Behavior of time series is tricky to judge from
simple plots. The process generating the series can have multiple underlying
mechanics and simple plots make it hard to discern these. Sometime back I read
about
time maps,
which try to solve a part of this problem (I encourage you to read that post
before this one). Time maps target visualizing time differences between discrete
events. This is helpful, for example, to see if there are multiple modes in the
repetition of some events. If on a single day you eat 5 times from 9 AM to 11 AM
and call it a day, your eating time plot will have repetitions for those small
intervals *and* for the daily one. A time map captures these two modes easily.

Consider the following time series.
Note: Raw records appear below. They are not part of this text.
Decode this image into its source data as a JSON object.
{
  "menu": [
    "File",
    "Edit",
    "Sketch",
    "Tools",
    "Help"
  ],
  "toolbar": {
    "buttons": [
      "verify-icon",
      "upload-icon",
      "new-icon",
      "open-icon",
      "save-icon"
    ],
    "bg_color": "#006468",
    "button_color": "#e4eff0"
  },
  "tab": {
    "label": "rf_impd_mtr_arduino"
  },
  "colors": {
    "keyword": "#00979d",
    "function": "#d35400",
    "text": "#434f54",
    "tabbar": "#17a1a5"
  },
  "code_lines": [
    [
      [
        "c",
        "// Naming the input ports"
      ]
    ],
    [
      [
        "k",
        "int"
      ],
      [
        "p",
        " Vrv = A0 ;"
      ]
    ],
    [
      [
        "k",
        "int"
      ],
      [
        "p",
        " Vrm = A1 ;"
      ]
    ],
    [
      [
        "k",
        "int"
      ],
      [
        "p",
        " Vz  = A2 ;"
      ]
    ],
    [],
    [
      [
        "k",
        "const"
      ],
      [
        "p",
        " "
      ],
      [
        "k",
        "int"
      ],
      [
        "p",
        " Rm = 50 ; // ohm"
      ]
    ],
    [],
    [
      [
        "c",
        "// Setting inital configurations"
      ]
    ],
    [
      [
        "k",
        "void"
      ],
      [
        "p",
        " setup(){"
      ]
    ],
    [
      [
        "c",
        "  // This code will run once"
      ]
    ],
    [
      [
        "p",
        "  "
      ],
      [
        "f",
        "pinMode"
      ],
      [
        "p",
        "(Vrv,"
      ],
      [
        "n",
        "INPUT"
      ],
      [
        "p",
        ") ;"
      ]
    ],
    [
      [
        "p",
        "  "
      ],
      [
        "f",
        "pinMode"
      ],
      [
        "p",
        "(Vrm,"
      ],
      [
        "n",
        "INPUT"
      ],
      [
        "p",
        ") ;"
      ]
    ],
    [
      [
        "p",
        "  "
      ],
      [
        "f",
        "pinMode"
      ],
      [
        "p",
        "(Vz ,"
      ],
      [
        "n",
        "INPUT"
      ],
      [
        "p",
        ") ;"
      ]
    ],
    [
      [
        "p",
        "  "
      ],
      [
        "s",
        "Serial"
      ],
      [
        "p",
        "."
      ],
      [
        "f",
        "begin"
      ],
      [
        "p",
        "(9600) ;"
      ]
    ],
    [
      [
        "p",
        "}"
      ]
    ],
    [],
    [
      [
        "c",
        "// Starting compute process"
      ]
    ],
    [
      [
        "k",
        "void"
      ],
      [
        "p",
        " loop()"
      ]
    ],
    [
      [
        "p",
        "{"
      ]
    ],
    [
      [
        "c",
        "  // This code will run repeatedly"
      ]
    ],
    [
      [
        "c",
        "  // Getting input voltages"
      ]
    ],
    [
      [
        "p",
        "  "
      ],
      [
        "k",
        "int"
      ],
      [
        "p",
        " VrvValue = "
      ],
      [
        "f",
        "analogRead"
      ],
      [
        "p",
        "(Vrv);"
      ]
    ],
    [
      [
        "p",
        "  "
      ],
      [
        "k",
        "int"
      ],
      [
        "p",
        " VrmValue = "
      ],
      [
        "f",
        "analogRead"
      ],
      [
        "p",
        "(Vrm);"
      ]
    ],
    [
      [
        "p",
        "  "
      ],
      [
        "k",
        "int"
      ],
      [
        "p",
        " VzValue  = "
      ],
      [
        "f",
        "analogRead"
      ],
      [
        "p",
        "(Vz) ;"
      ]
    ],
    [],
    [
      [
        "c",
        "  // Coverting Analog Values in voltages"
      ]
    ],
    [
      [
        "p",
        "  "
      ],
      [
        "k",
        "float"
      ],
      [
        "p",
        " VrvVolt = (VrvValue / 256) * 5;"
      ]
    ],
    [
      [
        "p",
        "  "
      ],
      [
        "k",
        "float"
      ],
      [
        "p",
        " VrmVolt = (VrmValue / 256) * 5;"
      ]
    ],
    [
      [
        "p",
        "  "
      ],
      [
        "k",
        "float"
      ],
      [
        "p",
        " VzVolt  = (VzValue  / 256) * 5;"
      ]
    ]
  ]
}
The x axis shows date and the y axis shows my lastfm scrobbles per day.

Nothing much to it. If I plot it as a time map, I get this (scale is log; sorry
for the *not that useful* tick labels in this whole post,
will fix it).

Each dot here is a listen. The \( x \) value being the time difference between it and the previous listen, \( y \) being the difference with next listen. Note that the plot is log scaled (thus the repeated pattern in lower values) which helps us understand the diffs at multiple scales.
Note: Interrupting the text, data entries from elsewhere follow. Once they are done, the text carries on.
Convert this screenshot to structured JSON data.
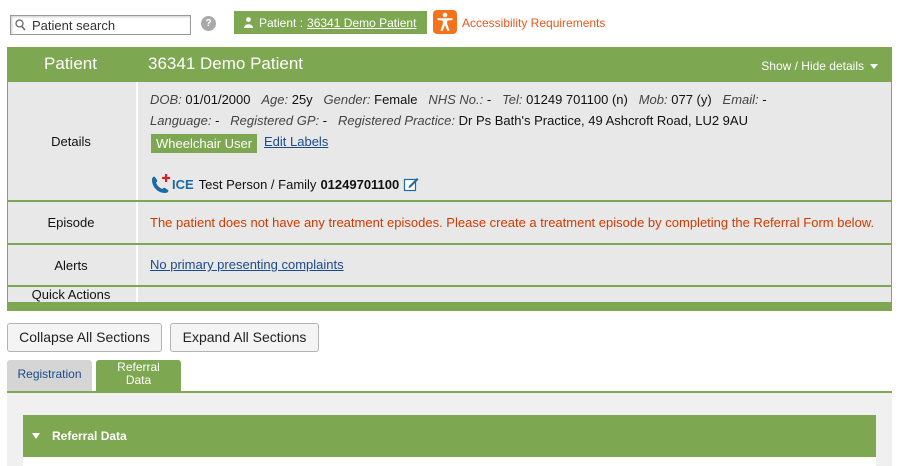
{
  "topbar": {
    "search_placeholder": "Patient search",
    "help_glyph": "?",
    "patient_prefix": "Patient :",
    "patient_link": "36341 Demo Patient",
    "accessibility_label": "Accessibility Requirements",
    "accessibility_color": "#f2731c"
  },
  "panel": {
    "header_label": "Patient",
    "patient_name": "36341 Demo Patient",
    "show_hide_label": "Show / Hide details",
    "accent_color": "#7da751",
    "rows": {
      "details_label": "Details",
      "episode_label": "Episode",
      "alerts_label": "Alerts",
      "quick_actions_label": "Quick Actions"
    },
    "details": {
      "dob_label": "DOB:",
      "dob": "01/01/2000",
      "age_label": "Age:",
      "age": "25y",
      "gender_label": "Gender:",
      "gender": "Female",
      "nhs_label": "NHS No.:",
      "nhs": "-",
      "tel_label": "Tel:",
      "tel": "01249 701100 (n)",
      "mob_label": "Mob:",
      "mob": "077 (y)",
      "email_label": "Email:",
      "email": "-",
      "language_label": "Language:",
      "language": "-",
      "gp_label": "Registered GP:",
      "gp": "-",
      "practice_label": "Registered Practice:",
      "practice": "Dr Ps Bath's Practice, 49 Ashcroft Road, LU2 9AU",
      "badge": "Wheelchair User",
      "edit_labels": "Edit Labels",
      "ice_label": "ICE",
      "ice_contact": "Test Person / Family",
      "ice_phone": "01249701100"
    },
    "episode_message": "The patient does not have any treatment episodes. Please create a treatment episode by completing the Referral Form below.",
    "episode_color": "#d03a00",
    "alerts_link": "No primary presenting complaints"
  },
  "actions": {
    "collapse_all": "Collapse All Sections",
    "expand_all": "Expand All Sections"
  },
  "tabs": {
    "registration": "Registration",
    "referral_line1": "Referral",
    "referral_line2": "Data"
  },
  "section": {
    "title": "Referral Data"
  }
}
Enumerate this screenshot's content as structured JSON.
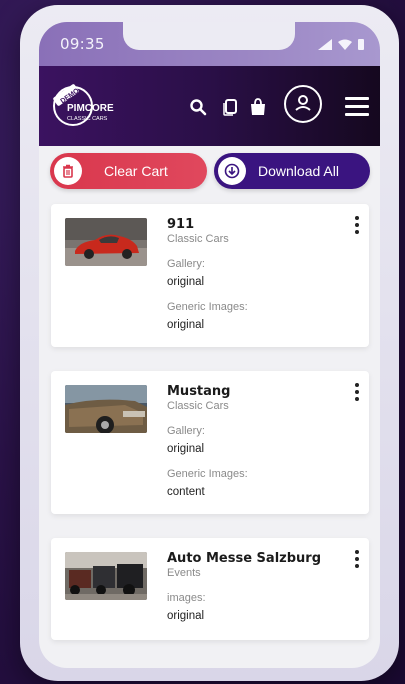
{
  "status_bar": {
    "time": "09:35"
  },
  "header": {
    "logo_badge": "DEMO",
    "logo_brand": "PIMCORE",
    "logo_tagline": "CLASSIC CARS",
    "icons": [
      "search-icon",
      "copy-icon",
      "shopping-bag-icon",
      "user-icon",
      "hamburger-menu-icon"
    ]
  },
  "actions": {
    "clear_label": "Clear Cart",
    "download_label": "Download All"
  },
  "cart_items": [
    {
      "title": "911",
      "subtitle": "Classic Cars",
      "fields": [
        {
          "label": "Gallery:",
          "value": "original"
        },
        {
          "label": "Generic Images:",
          "value": "original"
        }
      ]
    },
    {
      "title": "Mustang",
      "subtitle": "Classic Cars",
      "fields": [
        {
          "label": "Gallery:",
          "value": "original"
        },
        {
          "label": "Generic Images:",
          "value": "content"
        }
      ]
    },
    {
      "title": "Auto Messe Salzburg",
      "subtitle": "Events",
      "fields": [
        {
          "label": "images:",
          "value": "original"
        }
      ]
    }
  ],
  "colors": {
    "accent_red": "#d9374d",
    "accent_purple": "#3a1480",
    "navbar_dark": "#2a0f47"
  }
}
Another important point is the *almost* symmetry along \( x = y \) line. When
you use the *pre-event* and *post-event* time diffs of each event as \( x \)
and \( y \) value for plotting, one points \( x \) will be previous one’s
(according to event ordering) \( y \) value. Now this has consequences on
whether a time map is useful for you. What follows is the same plot with
marginal histograms along the axis. No doubt the \( x \) and \( y \)
marginals are similar. This is not because of the data but because of the way
both axis values are derived, resulting in a non-exact symmetry.

Think about a point in top left corner. This refers to an event which was preceded by another event shortly but is followed by the next event after a long time gap. The opposite happens with point in bottom right. Because adjacent events share \( x \) and \( y \), the mass of points has similar distributions (notice that this is not the case with very few points). Unless you are displaying another data dimension using color / size of the circles (like in the original blog, where we see points colored according to the time of day), the two dimensions here just add to the visual clutter.
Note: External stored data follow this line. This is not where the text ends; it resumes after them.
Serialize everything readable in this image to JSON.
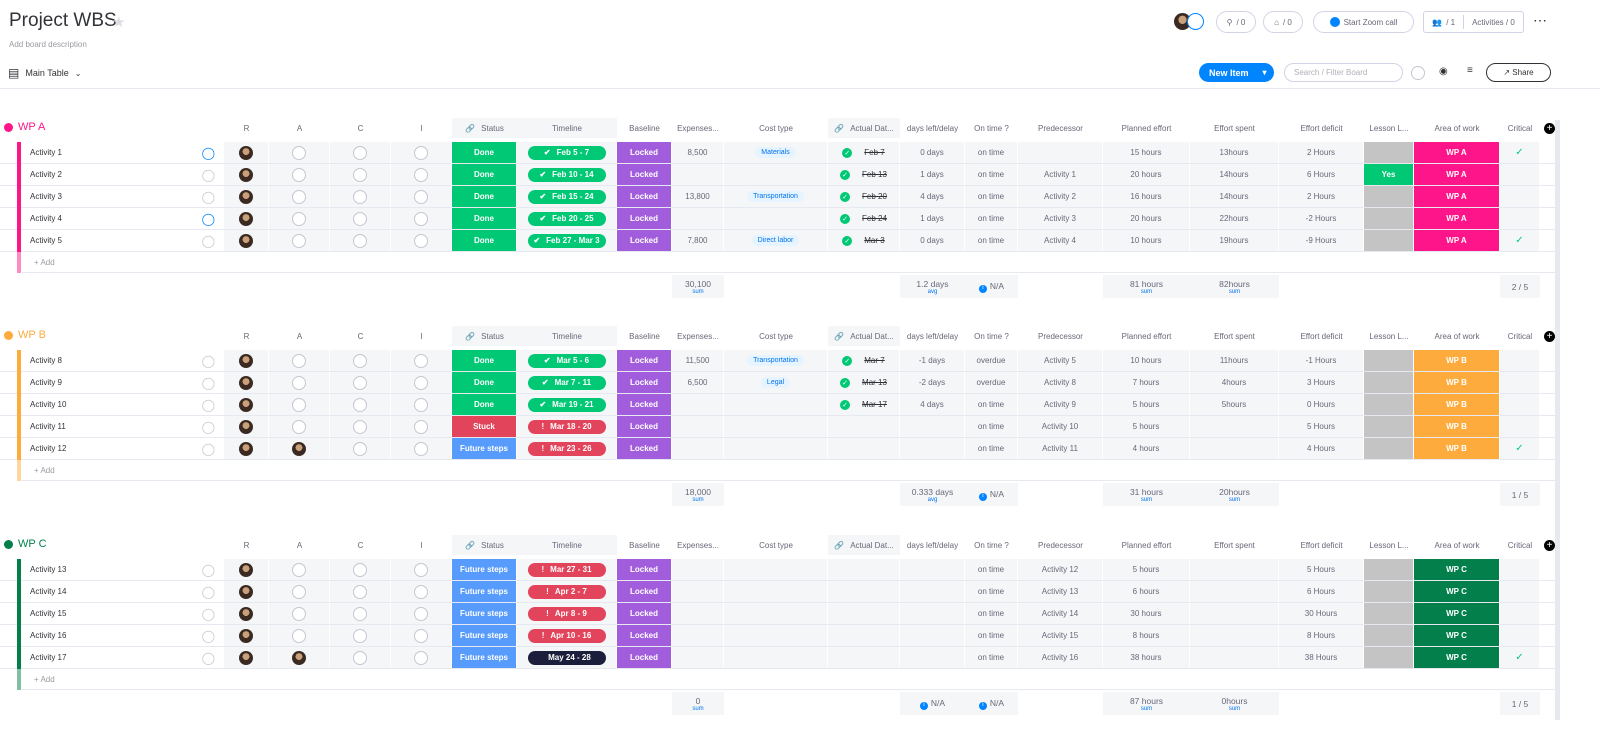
{
  "header": {
    "title": "Project WBS",
    "description": "Add board description",
    "view": "Main Table",
    "updates_count": "/ 0",
    "integrations_count": "/ 0",
    "zoom_label": "Start Zoom call",
    "members_count": "/ 1",
    "activities_label": "Activities / 0",
    "new_item": "New Item",
    "search_placeholder": "Search / Filter Board",
    "share": "Share"
  },
  "columns": [
    "R",
    "A",
    "C",
    "I",
    "Status",
    "Timeline",
    "Baseline",
    "Expenses...",
    "Cost type",
    "Actual Dat...",
    "days left/delay",
    "On time ?",
    "Predecessor",
    "Planned effort",
    "Effort spent",
    "Effort deficit",
    "Lesson L...",
    "Area of work",
    "Critical"
  ],
  "add_label": "+ Add",
  "colors": {
    "Done": "#00c875",
    "Stuck": "#e2445c",
    "Future steps": "#579bfc",
    "Locked": "#a25ddc",
    "green": "#00c875",
    "red": "#e2445c",
    "dark": "#1c1f3b",
    "Yes": "#00c875"
  },
  "groups": [
    {
      "name": "WP A",
      "color": "#ff158a",
      "rows": [
        {
          "name": "Activity 1",
          "updates": true,
          "R": true,
          "A": false,
          "status": "Done",
          "timeline": "Feb 5 - 7",
          "tl": "green",
          "baseline": "Locked",
          "expenses": "8,500",
          "cost": "Materials",
          "actual": "Feb 7",
          "days": "0 days",
          "ontime": "on time",
          "pred": "",
          "planned": "15 hours",
          "spent": "13hours",
          "deficit": "2 Hours",
          "lesson": "",
          "area": "WP A",
          "critical": true
        },
        {
          "name": "Activity 2",
          "updates": false,
          "R": true,
          "A": false,
          "status": "Done",
          "timeline": "Feb 10 - 14",
          "tl": "green",
          "baseline": "Locked",
          "expenses": "",
          "cost": "",
          "actual": "Feb 13",
          "days": "1 days",
          "ontime": "on time",
          "pred": "Activity 1",
          "planned": "20 hours",
          "spent": "14hours",
          "deficit": "6 Hours",
          "lesson": "Yes",
          "area": "WP A",
          "critical": false
        },
        {
          "name": "Activity 3",
          "updates": false,
          "R": true,
          "A": false,
          "status": "Done",
          "timeline": "Feb 15 - 24",
          "tl": "green",
          "baseline": "Locked",
          "expenses": "13,800",
          "cost": "Transportation",
          "actual": "Feb 20",
          "days": "4 days",
          "ontime": "on time",
          "pred": "Activity 2",
          "planned": "16 hours",
          "spent": "14hours",
          "deficit": "2 Hours",
          "lesson": "",
          "area": "WP A",
          "critical": false
        },
        {
          "name": "Activity 4",
          "updates": true,
          "R": true,
          "A": false,
          "status": "Done",
          "timeline": "Feb 20 - 25",
          "tl": "green",
          "baseline": "Locked",
          "expenses": "",
          "cost": "",
          "actual": "Feb 24",
          "days": "1 days",
          "ontime": "on time",
          "pred": "Activity 3",
          "planned": "20 hours",
          "spent": "22hours",
          "deficit": "-2 Hours",
          "lesson": "",
          "area": "WP A",
          "critical": false
        },
        {
          "name": "Activity 5",
          "updates": false,
          "R": true,
          "A": false,
          "status": "Done",
          "timeline": "Feb 27 - Mar 3",
          "tl": "green",
          "baseline": "Locked",
          "expenses": "7,800",
          "cost": "Direct labor",
          "actual": "Mar 3",
          "days": "0 days",
          "ontime": "on time",
          "pred": "Activity 4",
          "planned": "10 hours",
          "spent": "19hours",
          "deficit": "-9 Hours",
          "lesson": "",
          "area": "WP A",
          "critical": true
        }
      ],
      "summary": {
        "expenses": "30,100",
        "expenses_fn": "sum",
        "days": "1.2 days",
        "days_fn": "avg",
        "ontime": "N/A",
        "planned": "81 hours",
        "planned_fn": "sum",
        "spent": "82hours",
        "spent_fn": "sum",
        "critical": "2 / 5"
      }
    },
    {
      "name": "WP B",
      "color": "#fdab3d",
      "rows": [
        {
          "name": "Activity 8",
          "updates": false,
          "R": true,
          "A": false,
          "status": "Done",
          "timeline": "Mar 5 - 6",
          "tl": "green",
          "baseline": "Locked",
          "expenses": "11,500",
          "cost": "Transportation",
          "actual": "Mar 7",
          "days": "-1 days",
          "ontime": "overdue",
          "pred": "Activity 5",
          "planned": "10 hours",
          "spent": "11hours",
          "deficit": "-1 Hours",
          "lesson": "",
          "area": "WP B",
          "critical": false
        },
        {
          "name": "Activity 9",
          "updates": false,
          "R": true,
          "A": false,
          "status": "Done",
          "timeline": "Mar 7 - 11",
          "tl": "green",
          "baseline": "Locked",
          "expenses": "6,500",
          "cost": "Legal",
          "actual": "Mar 13",
          "days": "-2 days",
          "ontime": "overdue",
          "pred": "Activity 8",
          "planned": "7 hours",
          "spent": "4hours",
          "deficit": "3 Hours",
          "lesson": "",
          "area": "WP B",
          "critical": false
        },
        {
          "name": "Activity 10",
          "updates": false,
          "R": true,
          "A": false,
          "status": "Done",
          "timeline": "Mar 19 - 21",
          "tl": "green",
          "baseline": "Locked",
          "expenses": "",
          "cost": "",
          "actual": "Mar 17",
          "days": "4 days",
          "ontime": "on time",
          "pred": "Activity 9",
          "planned": "5 hours",
          "spent": "5hours",
          "deficit": "0 Hours",
          "lesson": "",
          "area": "WP B",
          "critical": false
        },
        {
          "name": "Activity 11",
          "updates": false,
          "R": true,
          "A": false,
          "status": "Stuck",
          "timeline": "Mar 18 - 20",
          "tl": "red",
          "baseline": "Locked",
          "expenses": "",
          "cost": "",
          "actual": "",
          "days": "",
          "ontime": "on time",
          "pred": "Activity 10",
          "planned": "5 hours",
          "spent": "",
          "deficit": "5 Hours",
          "lesson": "",
          "area": "WP B",
          "critical": false
        },
        {
          "name": "Activity 12",
          "updates": false,
          "R": true,
          "A": true,
          "status": "Future steps",
          "timeline": "Mar 23 - 26",
          "tl": "red",
          "baseline": "Locked",
          "expenses": "",
          "cost": "",
          "actual": "",
          "days": "",
          "ontime": "on time",
          "pred": "Activity 11",
          "planned": "4 hours",
          "spent": "",
          "deficit": "4 Hours",
          "lesson": "",
          "area": "WP B",
          "critical": true
        }
      ],
      "summary": {
        "expenses": "18,000",
        "expenses_fn": "sum",
        "days": "0.333 days",
        "days_fn": "avg",
        "ontime": "N/A",
        "planned": "31 hours",
        "planned_fn": "sum",
        "spent": "20hours",
        "spent_fn": "sum",
        "critical": "1 / 5"
      }
    },
    {
      "name": "WP C",
      "color": "#037f4c",
      "rows": [
        {
          "name": "Activity 13",
          "updates": false,
          "R": true,
          "A": false,
          "status": "Future steps",
          "timeline": "Mar 27 - 31",
          "tl": "red",
          "baseline": "Locked",
          "expenses": "",
          "cost": "",
          "actual": "",
          "days": "",
          "ontime": "on time",
          "pred": "Activity 12",
          "planned": "5 hours",
          "spent": "",
          "deficit": "5 Hours",
          "lesson": "",
          "area": "WP C",
          "critical": false
        },
        {
          "name": "Activity 14",
          "updates": false,
          "R": true,
          "A": false,
          "status": "Future steps",
          "timeline": "Apr 2 - 7",
          "tl": "red",
          "baseline": "Locked",
          "expenses": "",
          "cost": "",
          "actual": "",
          "days": "",
          "ontime": "on time",
          "pred": "Activity 13",
          "planned": "6 hours",
          "spent": "",
          "deficit": "6 Hours",
          "lesson": "",
          "area": "WP C",
          "critical": false
        },
        {
          "name": "Activity 15",
          "updates": false,
          "R": true,
          "A": false,
          "status": "Future steps",
          "timeline": "Apr 8 - 9",
          "tl": "red",
          "baseline": "Locked",
          "expenses": "",
          "cost": "",
          "actual": "",
          "days": "",
          "ontime": "on time",
          "pred": "Activity 14",
          "planned": "30 hours",
          "spent": "",
          "deficit": "30 Hours",
          "lesson": "",
          "area": "WP C",
          "critical": false
        },
        {
          "name": "Activity 16",
          "updates": false,
          "R": true,
          "A": false,
          "status": "Future steps",
          "timeline": "Apr 10 - 16",
          "tl": "red",
          "baseline": "Locked",
          "expenses": "",
          "cost": "",
          "actual": "",
          "days": "",
          "ontime": "on time",
          "pred": "Activity 15",
          "planned": "8 hours",
          "spent": "",
          "deficit": "8 Hours",
          "lesson": "",
          "area": "WP C",
          "critical": false
        },
        {
          "name": "Activity 17",
          "updates": false,
          "R": true,
          "A": true,
          "status": "Future steps",
          "timeline": "May 24 - 28",
          "tl": "dark",
          "baseline": "Locked",
          "expenses": "",
          "cost": "",
          "actual": "",
          "days": "",
          "ontime": "on time",
          "pred": "Activity 16",
          "planned": "38 hours",
          "spent": "",
          "deficit": "38 Hours",
          "lesson": "",
          "area": "WP C",
          "critical": true
        }
      ],
      "summary": {
        "expenses": "0",
        "expenses_fn": "sum",
        "days": "N/A",
        "days_fn": "",
        "ontime": "N/A",
        "planned": "87 hours",
        "planned_fn": "sum",
        "spent": "0hours",
        "spent_fn": "sum",
        "critical": "1 / 5"
      }
    }
  ]
}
Lets tweak the lastfm data a little bit. Now, the scrobbles are filtered to show
only the first listen of each song. To give this some meaning, a lot of these
*filtered* scrobbles in a short time span would mean that I explored more as
compared to repeating the same old songs.

Notice how easy it is to find the bumps in the marginal plot. A plot of \( x \) marginal follows.

As a side note this plot makes me wonder about the origin of the bumps. The
initial rise up to \( x = 3, 4 \) (around 20, 50 minutes) is mostly due to
radios listens (which give you fresh songs frequently) or binging on some new
album/artist. The one around 7 (around 18 hours) might be a *session* change. A
new session, with fresh items probably. Need to dig in the actual songs to
understand this.

## Tweets

The original blog made a time map for tweets of @BarackObama. I did a re-crawl. Here is the time plot of tweets per day.

Next is the full time map for the series.

As argued earlier, unless we are showing extra information, its much easier to see the marginal to get the frequency behavior of the series. See the plot below.

## Gotchas

- Making sense of a histogram in log scale (the kind I used, with uniform bins over log scaled data; You can have non-uniform, log scaled bins too. I haven’t tried that) is tricky. The bins and density don’t exactly go as you would think. Additionally you would see repeated pattern (exposing the discrete values) in the beginning and smoothing in the end. More rigorous analysis should be done to derive something other than qualitative meanings from these.
- Add to it the number-of-bins problem. Plots above use Freedman-Diaconis rule to get the number of bins. Changing this number can result in different views as shown below.

Time maps are neat exploratory tools. To me, they have more qualitative value than quantitative. Most of the visualizations with more than a few dozen points make more sense qualitatively and are better without unnecessary details, that’s why we prefer heatmaps instead of regular scatter in certain cases. A marginal time map follows the same idea.